How is it great compared to the related works? To begin, traditional methods require a complete scan of database records to compute the similarity between them. This operation executes the cartesian product of similarity checks which is O(n2). For big datasets, this makes the process of entity resolution difficult; expensive, exhaustive, and error-prone. A much better method would partition the data in blocks where each block contains data items that likely to be similar. To achieve this, a blocking key is used. The blocking key is often created by the concatenation of the prefixes of the chosen attributes. Some blocking methods include Q-gram indexing, Standard blocking, and sorted neighborhood. The sorted neighborhood is one of the best methods as pointed out by various researchers. Next is the Map-Reduce programming model. Map-Reduce is also a shared-nothing programming model. It explores the idea of parallelism between worker nodes. Map-Reduce is similar to the previous method of partitioning except that this time data in each block is represented by key-value pairs. The Map function executes the partitioning of data into blocks whereas the Reduce function is used to collect and sort the final output. The next technique combines both ideas presented previously i.e., block-based Map-Reduce programming model. The idea here is that the Map function can read the data inputs in parallel according to the blocks while separating the data into smaller blocks of similar items. The reducer then collects the blocks and sorts them based on one or more similarity measures.

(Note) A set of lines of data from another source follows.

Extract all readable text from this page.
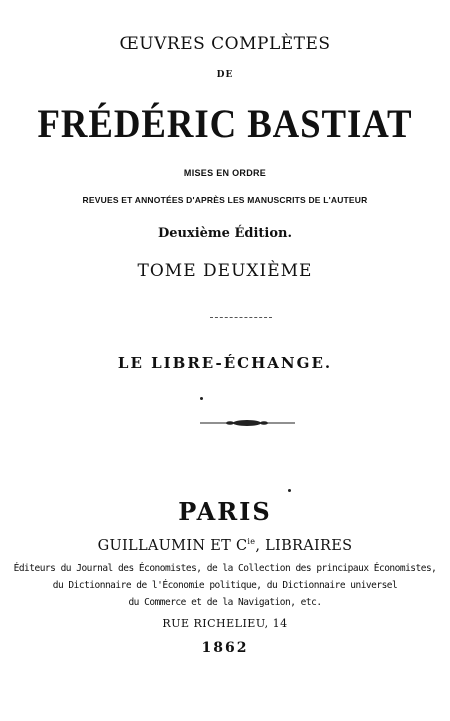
ŒUVRES COMPLÈTES
DE
FRÉDÉRIC BASTIAT
MISES EN ORDRE
REVUES ET ANNOTÉES D'APRÈS LES MANUSCRITS DE L'AUTEUR
Deuxième Édition.
TOME DEUXIÈME
LE LIBRE-ÉCHANGE.
PARIS
GUILLAUMIN ET $C^{ie}$, LIBRAIRES
Éditeurs du Journal des Économistes, de la Collection des principaux Économistes,
du Dictionnaire de l'Économie politique, du Dictionnaire universel
du Commerce et de la Navigation, etc.
RUE RICHELIEU, 14
1862
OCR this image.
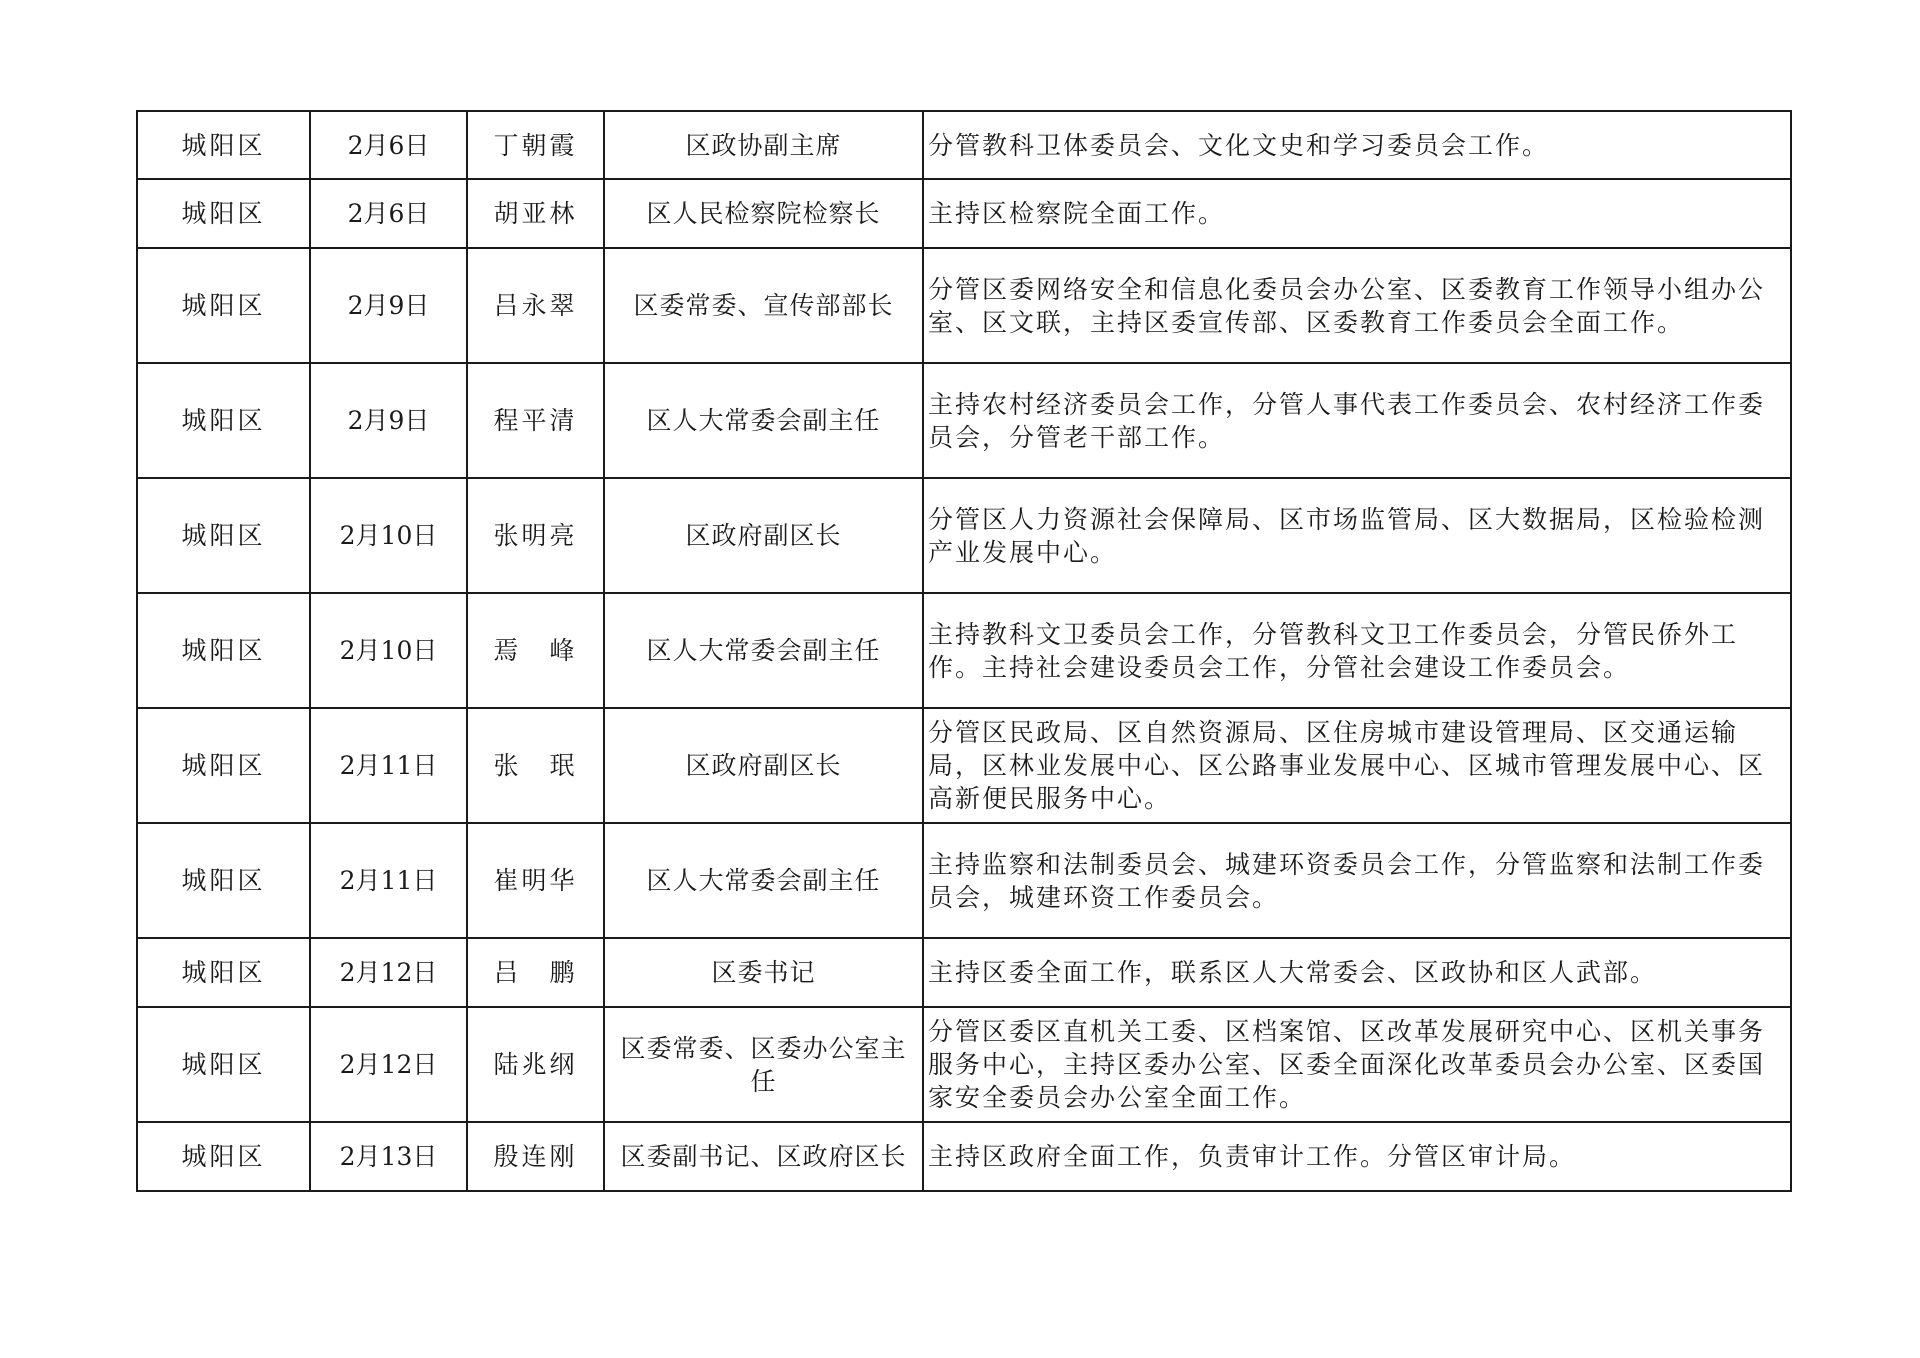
城阳区	2月6日	丁朝霞	区政协副主席	分管教科卫体委员会、文化文史和学习委员会工作。
城阳区	2月6日	胡亚林	区人民检察院检察长	主持区检察院全面工作。
城阳区	2月9日	吕永翠	区委常委、宣传部部长	分管区委网络安全和信息化委员会办公室、区委教育工作领导小组办公室、区文联，主持区委宣传部、区委教育工作委员会全面工作。
城阳区	2月9日	程平清	区人大常委会副主任	主持农村经济委员会工作，分管人事代表工作委员会、农村经济工作委员会，分管老干部工作。
城阳区	2月10日	张明亮	区政府副区长	分管区人力资源社会保障局、区市场监管局、区大数据局，区检验检测产业发展中心。
城阳区	2月10日	焉　峰	区人大常委会副主任	主持教科文卫委员会工作，分管教科文卫工作委员会，分管民侨外工作。主持社会建设委员会工作，分管社会建设工作委员会。
城阳区	2月11日	张　珉	区政府副区长	分管区民政局、区自然资源局、区住房城市建设管理局、区交通运输局，区林业发展中心、区公路事业发展中心、区城市管理发展中心、区高新便民服务中心。
城阳区	2月11日	崔明华	区人大常委会副主任	主持监察和法制委员会、城建环资委员会工作，分管监察和法制工作委员会，城建环资工作委员会。
城阳区	2月12日	吕　鹏	区委书记	主持区委全面工作，联系区人大常委会、区政协和区人武部。
城阳区	2月12日	陆兆纲	区委常委、区委办公室主任	分管区委区直机关工委、区档案馆、区改革发展研究中心、区机关事务服务中心，主持区委办公室、区委全面深化改革委员会办公室、区委国家安全委员会办公室全面工作。
城阳区	2月13日	殷连刚	区委副书记、区政府区长	主持区政府全面工作，负责审计工作。分管区审计局。
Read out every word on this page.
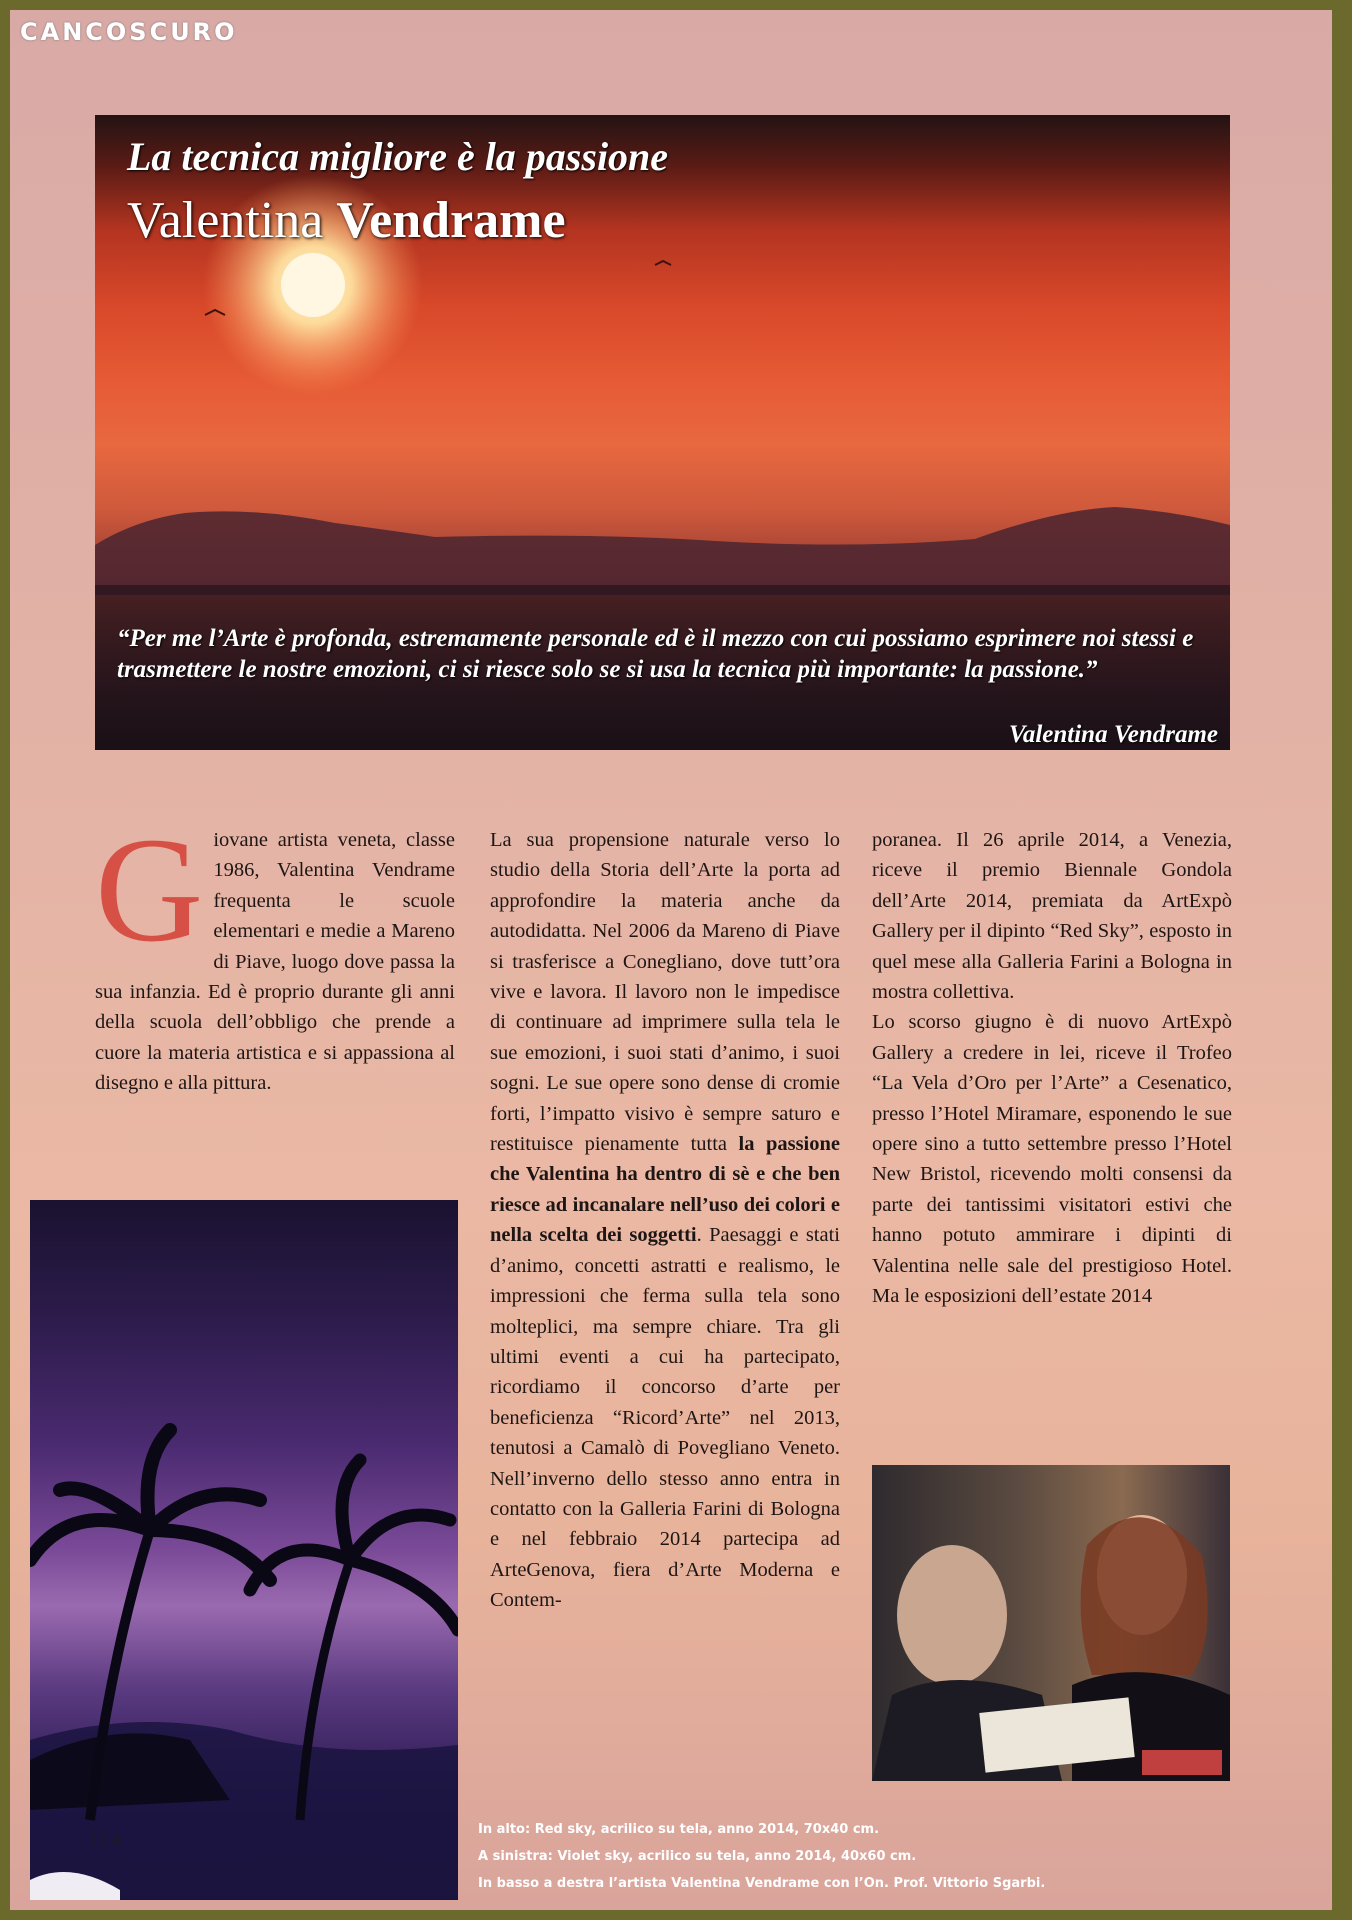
CANCOSCURO
La tecnica migliore è la passione
Valentina Vendrame

“Per me l’Arte è profonda, estremamente personale ed è il mezzo con cui possiamo esprimere noi stessi e trasmettere le nostre emozioni, ci si riesce solo se si usa la tecnica più importante: la passione.”

Valentina Vendrame

G iovane artista veneta, classe 1986, Valentina Vendrame frequenta le scuole elementari e medie a Mareno di Piave, luogo dove passa la sua infanzia. Ed è proprio durante gli anni della scuola dell’obbligo che prende a cuore la materia artistica e si appassiona al disegno e alla pittura.

La sua propensione naturale verso lo studio della Storia dell’Arte la porta ad approfondire la materia anche da autodidatta. Nel 2006 da Mareno di Piave si trasferisce a Conegliano, dove tutt’ora vive e lavora. Il lavoro non le impedisce di continuare ad imprimere sulla tela le sue emozioni, i suoi stati d’animo, i suoi sogni. Le sue opere sono dense di cromie forti, l’impatto visivo è sempre saturo e restituisce pienamente tutta la passione che Valentina ha dentro di sè e che ben riesce ad incanalare nell’uso dei colori e nella scelta dei soggetti. Paesaggi e stati d’animo, concetti astratti e realismo, le impressioni che ferma sulla tela sono molteplici, ma sempre chiare. Tra gli ultimi eventi a cui ha partecipato, ricordiamo il concorso d’arte per beneficienza “Ricord’Arte” nel 2013, tenutosi a Camalò di Povegliano Veneto. Nell’inverno dello stesso anno entra in contatto con la Galleria Farini di Bologna e nel febbraio 2014 partecipa ad ArteGenova, fiera d’Arte Moderna e Contem-

poranea. Il 26 aprile 2014, a Venezia, riceve il premio Biennale Gondola dell’Arte 2014, premiata da ArtExpò Gallery per il dipinto “Red Sky”, esposto in quel mese alla Galleria Farini a Bologna in mostra collettiva.

Lo scorso giugno è di nuovo ArtExpò Gallery a credere in lei, riceve il Trofeo “La Vela d’Oro per l’Arte” a Cesenatico, presso l’Hotel Miramare, esponendo le sue opere sino a tutto settembre presso l’Hotel New Bristol, ricevendo molti consensi da parte dei tantissimi visitatori estivi che hanno potuto ammirare i dipinti di Valentina nelle sale del prestigioso Hotel. Ma le esposizioni dell’estate 2014

In alto: Red sky, acrilico su tela, anno 2014, 70x40 cm.
A sinistra: Violet sky, acrilico su tela, anno 2014, 40x60 cm.
In basso a destra l’artista Valentina Vendrame con l’On. Prof. Vittorio Sgarbi.

114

What are the key technical differentiators? In this paper, the key technical differentiators discussed are BlockSplit and PairRange. Whereas BlockSplit reduces the search space of record-linkage (while evenly distributing the workload in the MapReduce model), PairRange range uses a load-balancing based approach for the MapReduce entity resolution.
How did they validate the advantages? As this is a survey paper, no experiments were conducted and so this can be done in the next paper reading.
Are there any discussions around the proposal? In the key technical differentiators discussed above, load-balancing is an area that still lacks a sufficient amount of research. The use of machine learning to select the best attributes for blocking is a future work to be considered in this respect.
What are the next papers to read? The next paper reading will exploit one of the future aspects of this paper reading in the area of how machine learning is being leveraged to perform entity resolution.